Autumn went along much as summer had, with no great events to mark it. We heard that ever since our visit the quarrel between Brantor Ogge and his elder son Harba, that began on the boar hunt, had grown into enmity. Harba had taken his wife and people down to Rimmant and was living there, while the younger son, Sebb, was ensconced in the Stone House of Drummant, treated as the heir and brantor-to-be. But Sebb and Daredan’s daughter Vardan had been ill all summer and was wasting away, going from seizure to convulsion to paralysis, and such mind as she had ever had was gone. We heard all about this from a travelling blacksmith’s wife. Such people are great and useful gossips, carrying news from one domain to the other all over the Uplands, and we listened eagerly, though the woman’s callous relish of details of the child’s illness disgusted me. I didn’t want to hear all that. I felt that I was in some way responsible for the girl’s misery.
When I asked myself how that could possibly be, I saw in my mind’s eye the face of Ogge Drum, pouched and creased, with drooping eyelids and an adder’s gaze.
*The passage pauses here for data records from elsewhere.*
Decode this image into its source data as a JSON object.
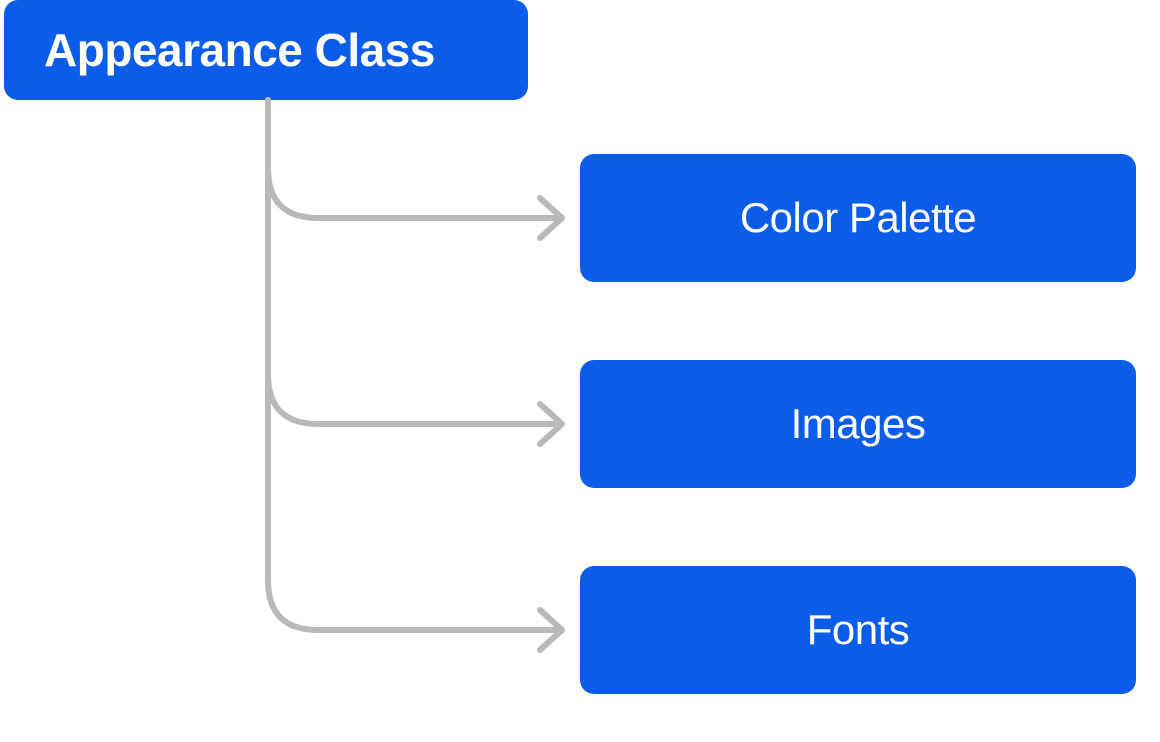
{
  "diagram": {
    "root": {
      "label": "Appearance Class"
    },
    "children": [
      {
        "label": "Color Palette"
      },
      {
        "label": "Images"
      },
      {
        "label": "Fonts"
      }
    ],
    "colors": {
      "box_fill": "#0B5CE8",
      "box_text": "#ffffff",
      "connector": "#B9B9B9"
    }
  }
}
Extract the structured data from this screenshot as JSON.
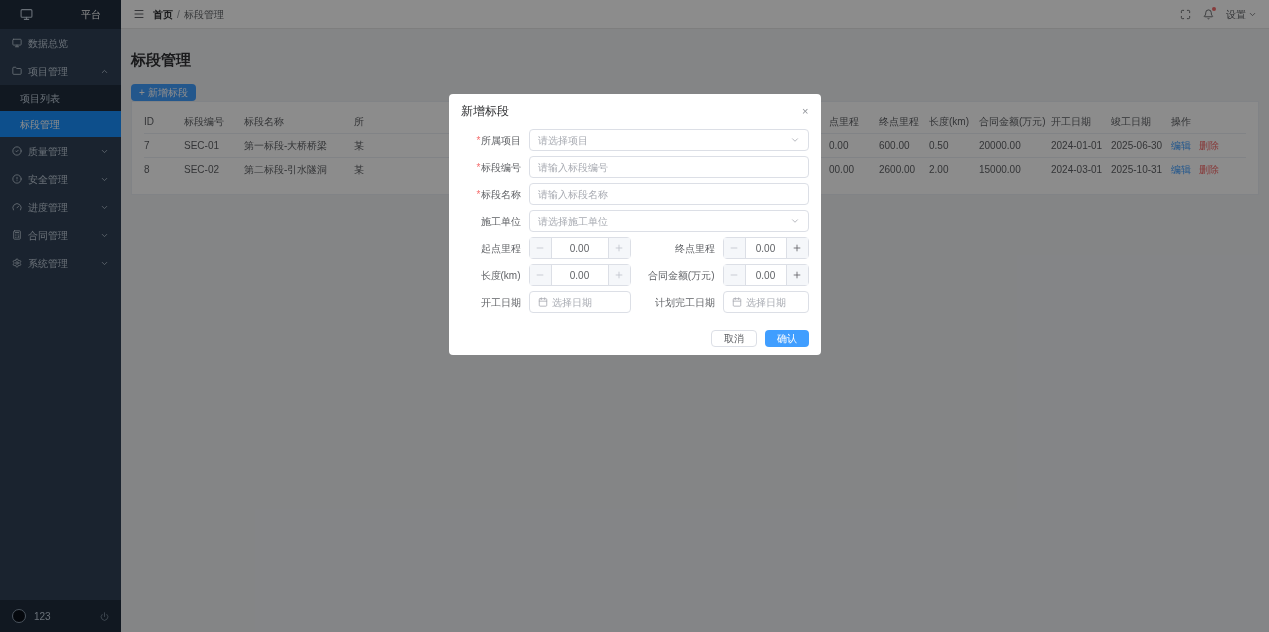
{
  "sidebar": {
    "logo_text": "平台",
    "items": [
      {
        "label": "数据总览",
        "kind": "item",
        "selected": false
      },
      {
        "label": "项目管理",
        "kind": "group",
        "expanded": true,
        "children": [
          {
            "label": "项目列表",
            "selected": false
          },
          {
            "label": "标段管理",
            "selected": true
          }
        ]
      },
      {
        "label": "质量管理",
        "kind": "group",
        "expanded": false
      },
      {
        "label": "安全管理",
        "kind": "group",
        "expanded": false
      },
      {
        "label": "进度管理",
        "kind": "group",
        "expanded": false
      },
      {
        "label": "合同管理",
        "kind": "group",
        "expanded": false
      },
      {
        "label": "系统管理",
        "kind": "group",
        "expanded": false
      }
    ],
    "user": {
      "name": "123"
    }
  },
  "header": {
    "breadcrumb": [
      "首页",
      "标段管理"
    ],
    "separator": "/",
    "notification_dot": true,
    "user_menu": "设置"
  },
  "page": {
    "title": "标段管理",
    "add_button": "+ 新增标段",
    "table": {
      "columns": [
        "ID",
        "标段编号",
        "标段名称",
        "所",
        "点里程",
        "终点里程",
        "长度(km)",
        "合同金额(万元)",
        "开工日期",
        "竣工日期",
        "操作"
      ],
      "rows": [
        {
          "cells": [
            "7",
            "SEC-01",
            "第一标段-大桥桥梁",
            "某",
            "0.00",
            "600.00",
            "0.50",
            "20000.00",
            "2024-01-01",
            "2025-06-30"
          ],
          "actions": [
            "编辑",
            "删除"
          ]
        },
        {
          "cells": [
            "8",
            "SEC-02",
            "第二标段-引水隧洞",
            "某",
            "00.00",
            "2600.00",
            "2.00",
            "15000.00",
            "2024-03-01",
            "2025-10-31"
          ],
          "actions": [
            "编辑",
            "删除"
          ]
        }
      ]
    }
  },
  "dialog": {
    "title": "新增标段",
    "close": "×",
    "required_mark": "*",
    "fields": [
      {
        "kind": "select",
        "label": "所属项目",
        "required": true,
        "placeholder": "请选择项目"
      },
      {
        "kind": "text",
        "label": "标段编号",
        "required": true,
        "placeholder": "请输入标段编号"
      },
      {
        "kind": "text",
        "label": "标段名称",
        "required": true,
        "placeholder": "请输入标段名称"
      },
      {
        "kind": "select",
        "label": "施工单位",
        "required": false,
        "placeholder": "请选择施工单位"
      }
    ],
    "pairs": [
      [
        {
          "kind": "number",
          "label": "起点里程",
          "value": "0.00",
          "minus_disabled": true,
          "plus_disabled": true
        },
        {
          "kind": "number",
          "label": "终点里程",
          "value": "0.00",
          "minus_disabled": true,
          "plus_disabled": false
        }
      ],
      [
        {
          "kind": "number",
          "label": "长度(km)",
          "value": "0.00",
          "minus_disabled": true,
          "plus_disabled": true
        },
        {
          "kind": "number",
          "label": "合同金额(万元)",
          "value": "0.00",
          "minus_disabled": true,
          "plus_disabled": false
        }
      ],
      [
        {
          "kind": "date",
          "label": "开工日期",
          "placeholder": "选择日期"
        },
        {
          "kind": "date",
          "label": "计划完工日期",
          "placeholder": "选择日期"
        }
      ]
    ],
    "buttons": [
      {
        "label": "取消",
        "primary": false
      },
      {
        "label": "确认",
        "primary": true
      }
    ]
  }
}
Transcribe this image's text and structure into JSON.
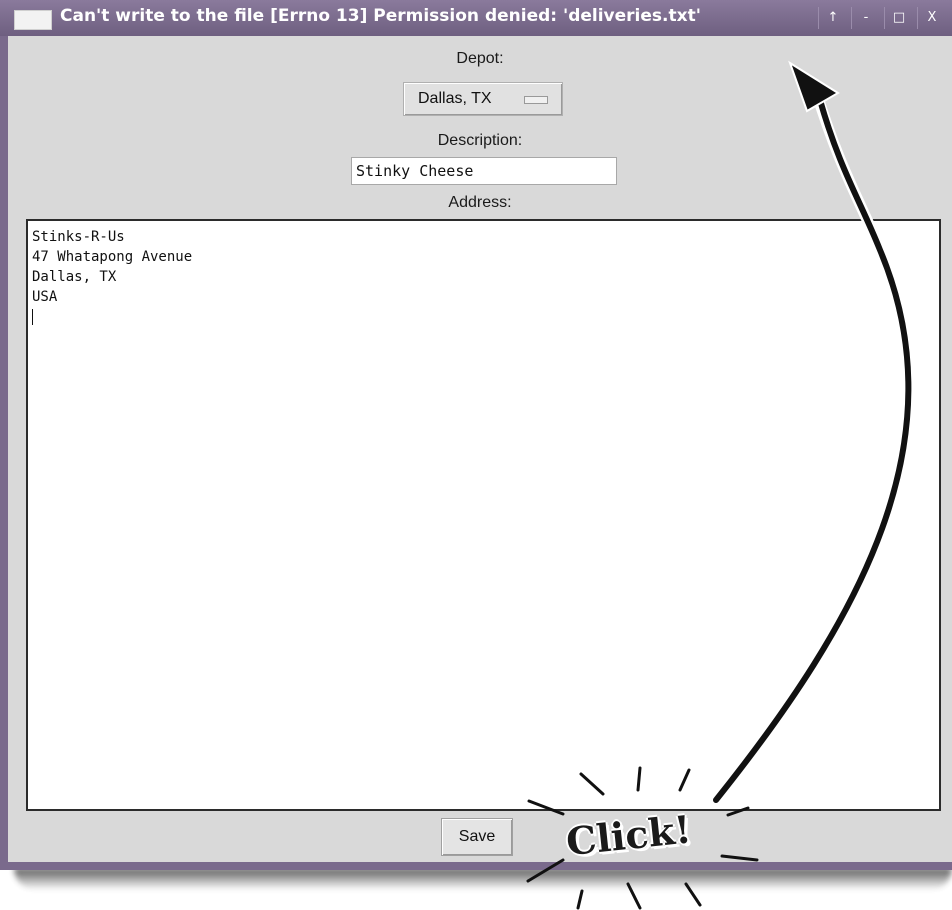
{
  "window": {
    "title": "Can't write to the file [Errno 13] Permission denied: 'deliveries.txt'",
    "controls": [
      "↑",
      "-",
      "□",
      "X"
    ]
  },
  "form": {
    "depot_label": "Depot:",
    "depot_value": "Dallas, TX",
    "description_label": "Description:",
    "description_value": "Stinky Cheese",
    "address_label": "Address:",
    "address_lines": [
      "Stinks-R-Us",
      "47 Whatapong Avenue",
      "Dallas, TX",
      "USA"
    ],
    "save_label": "Save"
  },
  "annotation": {
    "callout_text": "Click!"
  },
  "colors": {
    "titlebar": "#7a6a8c",
    "client_background": "#d9d9d9"
  }
}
Gry couldn’t come to visit me often while the work of harvest was going on and every hand was needed every day. And there was no need for her to give Coaly and me further training; we were by now, as my mother said, a six-legged boy with an unusually keen sense of smell.
But along in October, Gry rode Blaze over for the day, and after Coaly and I had shown her whatever our new achievements were, we settled down, as always, to talk. We discussed the quarrels at Cordemant and Drummant, and remarked sagely that as long as they were busy feuding with their own people they were less apt to invade and poach and thieve across their borders. We mentioned Vardan. Gry had heard that the child was dying.
“Could it have been Ogge, do you think?” I asked. “That night. When my mother was there, and heard… He could have been casting his power on the girl.”
“And not on Melle?”
“Maybe not.” I had worked out this hopeful idea some while ago and it had seemed plausible to me; spoken, less so.
“Why would he put the wasting on his own granddaughter?”
“Because he was ashamed of her. Wanted her dead. She was…” I heard the thick, weak voice, Do you do, do you do. “She was an idiot,” I said harshly. And I thought of the dog Hamneda.
Gry did not say anything. I had the sense that she wanted to speak but found she couldn’t.
“Mother’s been much better,” I said. “She walked all the way to the Little Glen with Coaly and me.”
“That’s good,” Gry said. She did not say and I would not think that, six months ago, such a walk would have been nothing to Melle; she would have gone on with me and climbed to the spring in the high hills and come home singing. I would not think the thought but it was there.
I said, “Tell me what she looks like.”
That was an order Gry never disobeyed; when I asked her to be my eyes, she tried as best she could to see for me. “She’s thin,” she said.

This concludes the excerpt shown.